Forest Breath, 2018
stereoscopic 3D (S3D) Video Lightbox with custom built projection and stereo audio (optical polarized S3D; lightbox occupies 163.99 cm width, height 283.21, depth 62.5475 cm) as well as a bench for viewing
10 minute cycle, stereo audio presented in surround system embedded in the lightbox
Forest Breath is a vertical slice of stereoscopic 3D video of the forest. Shot in June 2016, the video records particular moments in the forests around Port Renfrew, primarily in south Walbran, near Emerald Pool, as well as in the Red Creek Fir area, all in the traditional territories of the Pacheedaht people.

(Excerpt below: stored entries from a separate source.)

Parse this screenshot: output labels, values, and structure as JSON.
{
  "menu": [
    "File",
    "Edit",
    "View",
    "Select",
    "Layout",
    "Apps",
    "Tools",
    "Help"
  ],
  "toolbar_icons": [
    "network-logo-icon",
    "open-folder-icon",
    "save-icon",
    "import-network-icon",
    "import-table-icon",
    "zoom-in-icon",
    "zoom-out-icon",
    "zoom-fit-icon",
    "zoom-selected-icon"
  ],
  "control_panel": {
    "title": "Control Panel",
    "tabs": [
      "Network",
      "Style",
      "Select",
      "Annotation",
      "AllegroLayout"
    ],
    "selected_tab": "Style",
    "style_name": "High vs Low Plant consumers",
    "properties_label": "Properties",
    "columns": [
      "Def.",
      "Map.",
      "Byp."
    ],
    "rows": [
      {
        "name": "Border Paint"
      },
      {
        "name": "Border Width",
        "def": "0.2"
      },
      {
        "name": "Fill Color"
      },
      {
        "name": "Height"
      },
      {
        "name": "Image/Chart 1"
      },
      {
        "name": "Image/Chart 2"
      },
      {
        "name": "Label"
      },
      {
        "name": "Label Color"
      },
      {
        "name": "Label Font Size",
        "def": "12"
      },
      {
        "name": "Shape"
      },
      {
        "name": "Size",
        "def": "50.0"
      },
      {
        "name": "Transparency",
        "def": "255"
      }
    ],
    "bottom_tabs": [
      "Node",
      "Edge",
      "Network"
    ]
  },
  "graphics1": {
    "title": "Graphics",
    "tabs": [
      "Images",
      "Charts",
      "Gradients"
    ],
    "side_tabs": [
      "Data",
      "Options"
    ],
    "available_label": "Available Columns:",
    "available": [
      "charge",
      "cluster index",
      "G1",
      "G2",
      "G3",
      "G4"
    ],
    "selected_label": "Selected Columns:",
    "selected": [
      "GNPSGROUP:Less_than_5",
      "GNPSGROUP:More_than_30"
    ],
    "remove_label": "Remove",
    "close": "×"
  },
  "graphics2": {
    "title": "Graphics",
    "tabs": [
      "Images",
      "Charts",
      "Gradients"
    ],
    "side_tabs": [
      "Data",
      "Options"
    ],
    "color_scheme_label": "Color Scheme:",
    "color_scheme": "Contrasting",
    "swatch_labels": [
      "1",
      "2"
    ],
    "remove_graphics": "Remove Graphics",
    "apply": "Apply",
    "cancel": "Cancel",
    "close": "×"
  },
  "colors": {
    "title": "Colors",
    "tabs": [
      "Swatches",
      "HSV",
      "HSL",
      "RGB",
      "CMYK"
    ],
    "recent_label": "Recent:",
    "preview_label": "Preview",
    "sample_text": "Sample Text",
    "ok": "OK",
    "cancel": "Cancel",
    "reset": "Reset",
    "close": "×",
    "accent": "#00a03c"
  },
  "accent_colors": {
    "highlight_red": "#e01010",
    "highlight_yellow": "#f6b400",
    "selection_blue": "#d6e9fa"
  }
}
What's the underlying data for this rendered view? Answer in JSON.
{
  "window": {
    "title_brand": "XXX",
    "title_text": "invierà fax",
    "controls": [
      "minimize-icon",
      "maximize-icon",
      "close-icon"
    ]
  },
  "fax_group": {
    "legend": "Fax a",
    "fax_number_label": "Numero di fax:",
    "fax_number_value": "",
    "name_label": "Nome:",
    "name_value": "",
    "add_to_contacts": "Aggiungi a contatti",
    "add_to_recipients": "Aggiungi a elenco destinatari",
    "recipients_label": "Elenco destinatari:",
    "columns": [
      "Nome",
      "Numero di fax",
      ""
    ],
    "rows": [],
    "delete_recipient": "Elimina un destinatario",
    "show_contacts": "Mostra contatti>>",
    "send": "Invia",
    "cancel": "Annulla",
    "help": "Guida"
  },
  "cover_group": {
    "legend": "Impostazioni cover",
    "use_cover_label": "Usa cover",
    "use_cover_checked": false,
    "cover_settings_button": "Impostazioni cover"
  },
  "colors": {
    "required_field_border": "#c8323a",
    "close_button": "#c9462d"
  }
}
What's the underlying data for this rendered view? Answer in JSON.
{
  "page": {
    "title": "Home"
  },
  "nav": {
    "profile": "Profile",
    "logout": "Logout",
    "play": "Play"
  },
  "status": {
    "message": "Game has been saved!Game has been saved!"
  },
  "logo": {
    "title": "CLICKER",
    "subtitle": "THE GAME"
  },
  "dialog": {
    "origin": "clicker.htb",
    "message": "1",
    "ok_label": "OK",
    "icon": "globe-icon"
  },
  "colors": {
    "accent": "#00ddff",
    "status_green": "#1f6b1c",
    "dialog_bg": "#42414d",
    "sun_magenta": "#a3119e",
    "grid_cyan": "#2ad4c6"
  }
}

The video space has volume, a blur of colors, as it moves from one space of the forest to another. The space of the video, like the space of the forest, becomes a site of contemplation and research.
These forests drew me as a space of research and a space of healing.
These west coast forests are where my mother took me as a young twenty four year old, after an operation for cancer. I didn’t die, to my surprise. The forest was where I found wonder and learned how to be alive again.
My aunt Manorama Savur’s last major research project* which she talked extensively to me about was on the destruction of the bamboo forests of India and the resulting desertification as a result of the deforestation, two words which were and still are mysterious to me.
When I started the Forest! body of work on the old-growth forest, in June 2016, a year had almost passed since my mother had passed away, on my birthday, June 19; as a way of anticipating that strange collision, the anniversary of her death and my birthday, I started this project in the forest.
*Manorama Savur, And the Bamboo Flowers in the Indian Forests: What did the Pulp and Paper Industry do? Manohar Publishers, 2003.
Forest Breath is part of a larger body of work called Forest!